Chagas disease, caused by infection with the parasite Trypanosoma cruzi, is the most prevalent parasitic disease in the western hemisphere, infecting 8-11 million individuals and with over 70 million at risk. The infection is transmitted by an insect vector, but can also be acquired through blood transfusion, organ transplant, or congenitally. Following a brief acute phase, the parasite persists for years as a chronic, but often asymptomatic infection, which may progress to cardiomyopathy and other pathological conditions leading to severe morbidity and mortality. In the U.S., the prevalence of T. cruzi infection in immigrant populations has led to the implementation of blood screening assays to prevent transfusion transmission. Autochthonous transmission can be expected based on the gradual encroachment of the insect vector into the southernmost regions of the U.S. Treatment for Chagas disease currently relies on two drugs, benznidazole and nifurtimox. While these drugs are highly effective if used during the acute phase, their efficacy in the chronic phase varies significantly, decreasing with increasing duration of infection. Moreover, due to their known toxicity, both drugs are known to have frequent adverse effects, which intensify with patient age. Benznidazole has been approved by FDA only for use on children aged 2-12, while nifurtimox is not FDA-approved; both drugs can only be obtained in the U.S. from CDC for use outside the approved indication. Accordingly, a variety of efforts are underway to develop new drugs to treat Chagas disease, supported by public health organizations and pharmaceutical companies. However, a major limitation is the lack of a reliable, standardized and validated test of cure to measure the efficacy of Chagas drugs and to establish whether treatment has successfully eradicated an individual patient?s infection for purposes of clinical management.

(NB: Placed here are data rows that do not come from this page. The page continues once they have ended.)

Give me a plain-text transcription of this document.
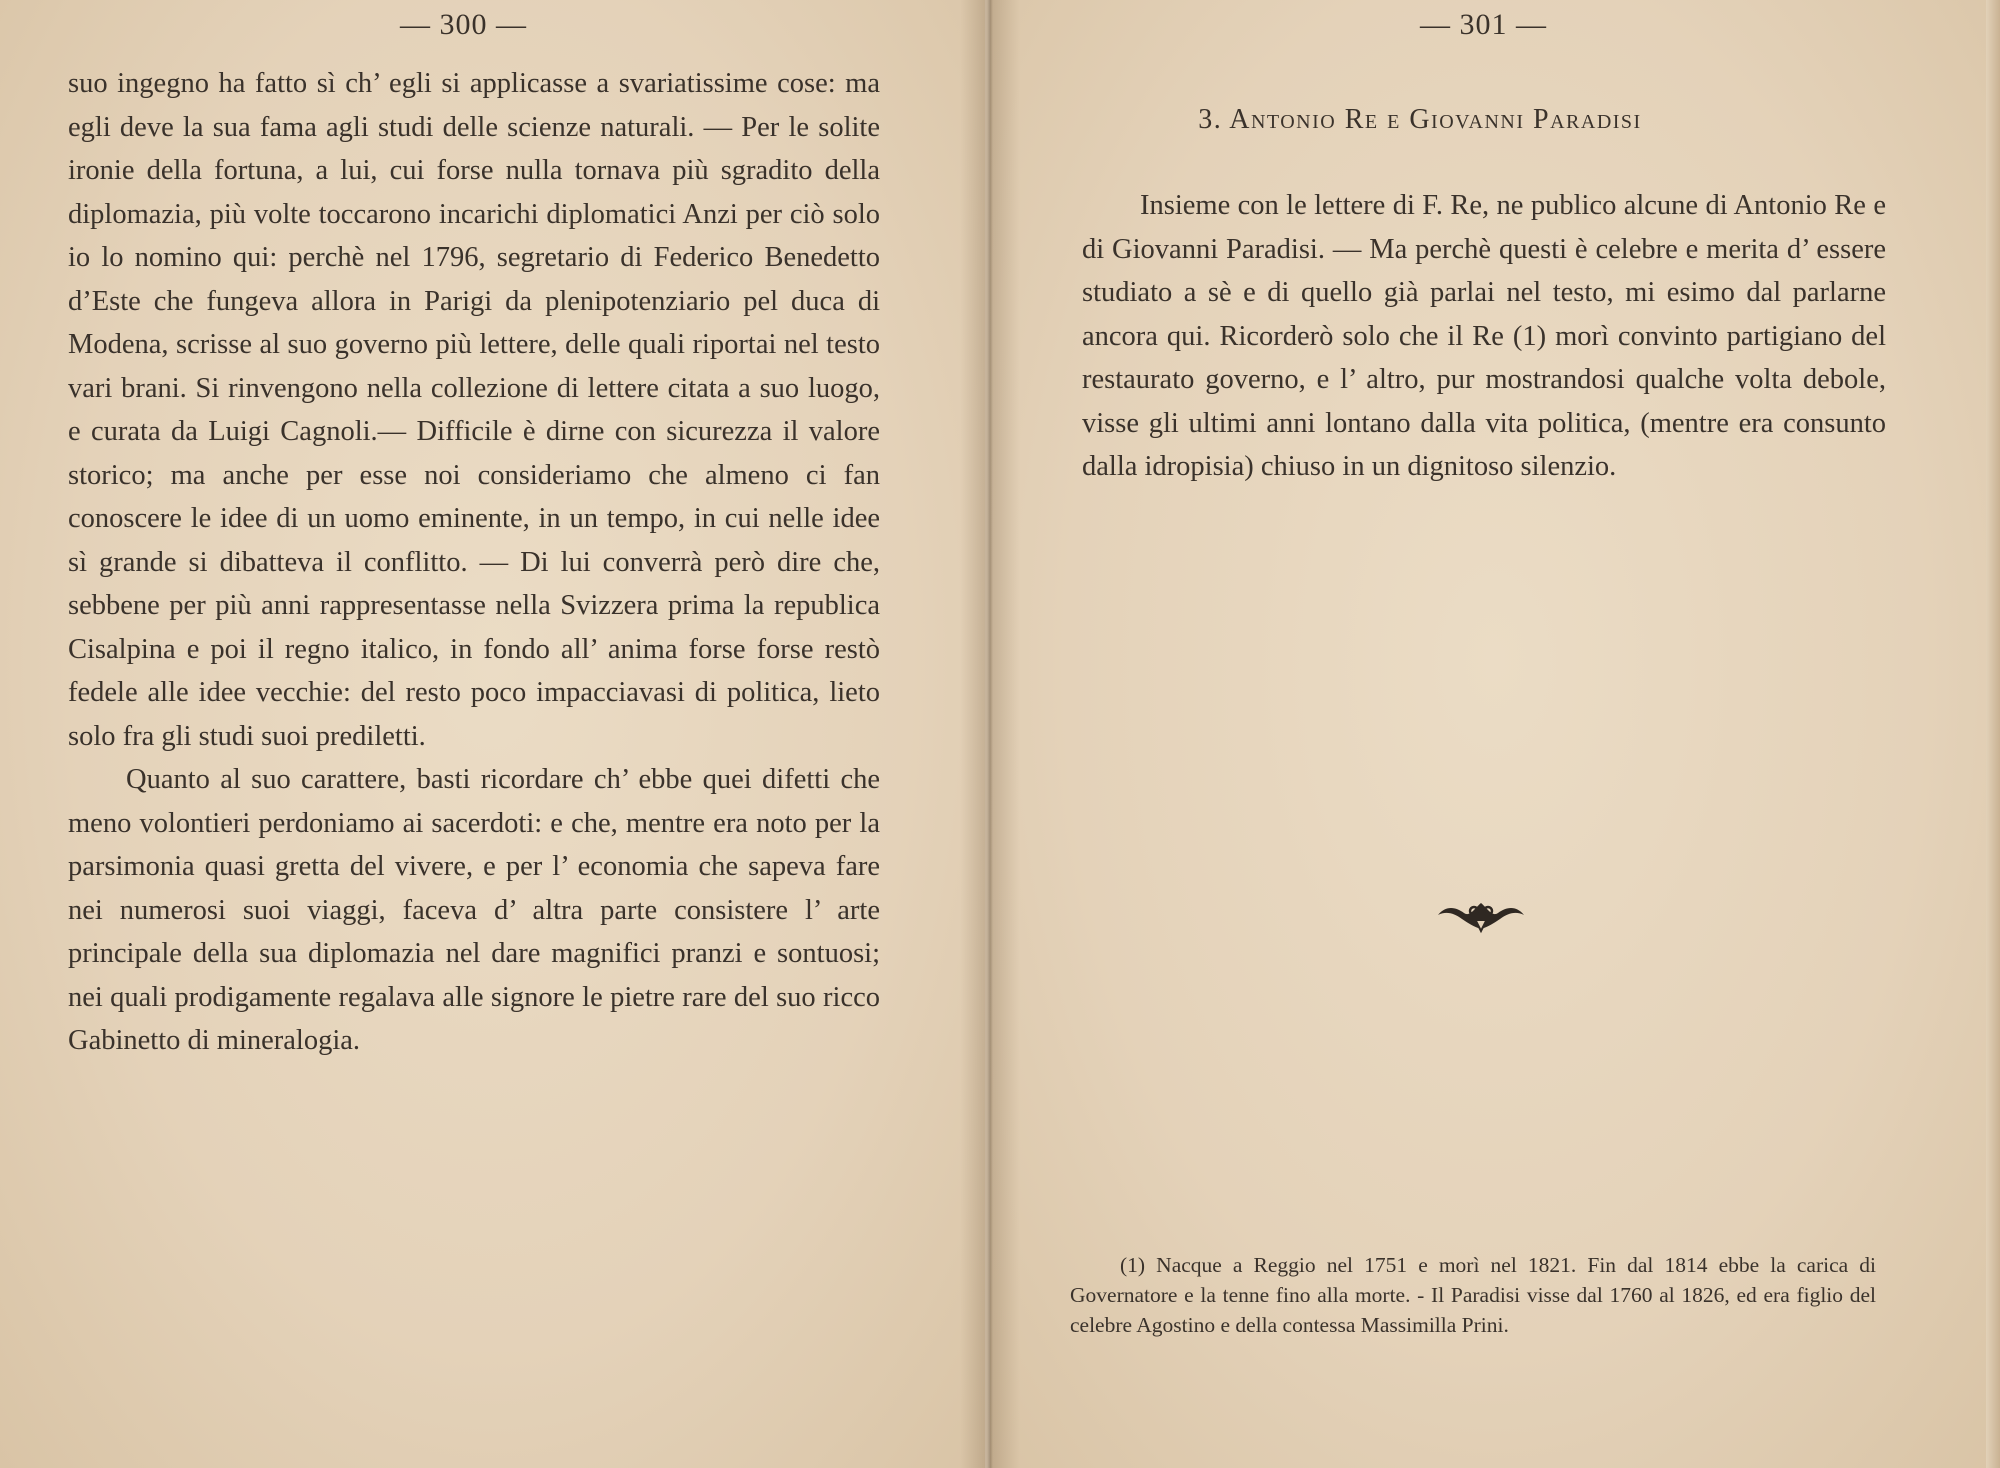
— 300 —

suo ingegno ha fatto sì ch’ egli si applicasse a svariatissime cose: ma egli deve la sua fama agli studi delle scienze naturali. — Per le solite ironie della fortuna, a lui, cui forse nulla tornava più sgradito della diplomazia, più volte toccarono incarichi diplomatici Anzi per ciò solo io lo nomino qui: perchè nel 1796, segretario di Federico Benedetto d’Este che fungeva allora in Parigi da plenipotenziario pel duca di Modena, scrisse al suo governo più lettere, delle quali riportai nel testo vari brani. Si rinvengono nella collezione di lettere citata a suo luogo, e curata da Luigi Cagnoli.— Difficile è dirne con sicurezza il valore storico; ma anche per esse noi consideriamo che almeno ci fan conoscere le idee di un uomo eminente, in un tempo, in cui nelle idee sì grande si dibatteva il conflitto. — Di lui converrà però dire che, sebbene per più anni rappresentasse nella Svizzera prima la republica Cisalpina e poi il regno italico, in fondo all’ anima forse forse restò fedele alle idee vecchie: del resto poco impacciavasi di politica, lieto solo fra gli studi suoi prediletti.

Quanto al suo carattere, basti ricordare ch’ ebbe quei difetti che meno volontieri perdoniamo ai sacerdoti: e che, mentre era noto per la parsimonia quasi gretta del vivere, e per l’ economia che sapeva fare nei numerosi suoi viaggi, faceva d’ altra parte consistere l’ arte principale della sua diplomazia nel dare magnifici pranzi e sontuosi; nei quali prodigamente regalava alle signore le pietre rare del suo ricco Gabinetto di mineralogia.

— 301 —
3. Antonio Re e Giovanni Paradisi

Insieme con le lettere di F. Re, ne publico alcune di Antonio Re e di Giovanni Paradisi. — Ma perchè questi è celebre e merita d’ essere studiato a sè e di quello già parlai nel testo, mi esimo dal parlarne ancora qui. Ricorderò solo che il Re (1) morì convinto partigiano del restaurato governo, e l’ altro, pur mostrandosi qualche volta debole, visse gli ultimi anni lontano dalla vita politica, (mentre era consunto dalla idropisia) chiuso in un dignitoso silenzio.

(1) Nacque a Reggio nel 1751 e morì nel 1821. Fin dal 1814 ebbe la carica di Governatore e la tenne fino alla morte. - Il Paradisi visse dal 1760 al 1826, ed era figlio del celebre Agostino e della contessa Massimilla Prini.
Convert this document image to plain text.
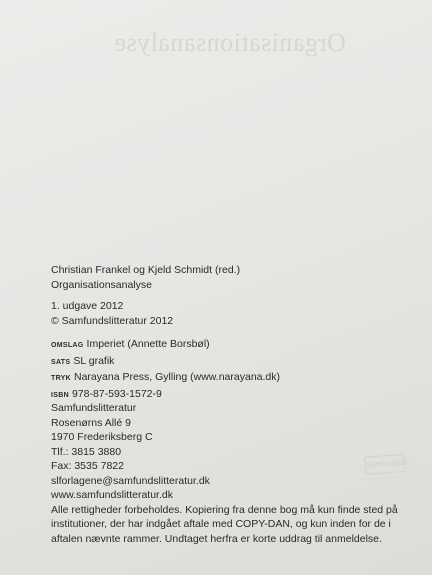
Organisationsanalyse
Samfundslit.
Christian Frankel og Kjeld Schmidt (red.)
Organisationsanalyse
1. udgave 2012
© Samfundslitteratur 2012
OMSLAG Imperiet (Annette Borsbøl)
SATS SL grafik
TRYK Narayana Press, Gylling (www.narayana.dk)
ISBN 978-87-593-1572-9
Samfundslitteratur
Rosenørns Allé 9
1970 Frederiksberg C
Tlf.: 3815 3880
Fax: 3535 7822
slforlagene@samfundslitteratur.dk
www.samfundslitteratur.dk
Alle rettigheder forbeholdes. Kopiering fra denne bog må kun finde sted på institutioner, der har indgået aftale med COPY-DAN, og kun inden for de i aftalen nævnte rammer. Undtaget herfra er korte uddrag til anmeldelse.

The aim of this project is the development of a test of cure for Chagas disease that will address these needs. Of the methodologies that have been evaluated for measuring drug effects on T. cruzi infection, serology and PCR have been the mainstays. A decrease in antibody titer to one or another T. cruzi antigen over a period of time following treatment has been used in various studies as a de factor test of cure, but the in-house assays used have not been standardized or validated and are not commercially available. PCR offers high positive predictive value, but its low negative predictive value excludes it as a methodology for a bona fide test of cure. Approach to assay development will be on the measurement of antibody response to a set of T. cruzi peptide antigens selected based on immunological characteristics. Assays will be developed first in ELISA and subsequently in point-of-care formats to address the needs of drug trials and individual patient management. Performance of the test-of-cure assays will be evaluated on available sets of well-characterized serum samples obtained at time intervals pre- and post-treatment from prior Chagas studies. In Phase II, broader validation studies will be carried out leading to introduction of the first commercially available test-of-cure for Chagas disease.
This project addresses the critical need for a test of cure for Chagas disease which has emerged as a threat to public health and the blood supply both within the U.S. and internationally. Determining whether treatment of patients for Chagas disease with existing drugs or with new drugs under development has successfully eradicated the infection requires a test of cure, but no such test has been validated and made commercially available. In Phase I, we propose to develop a Chagas disease test of cure based on one or more well- characterized peptide antigens. In Phase II we will refine this assay into a manufactured product, carry out a validation study to support a 510(k) submission to FDA, and prepare for scale up and commercial launch of the assay.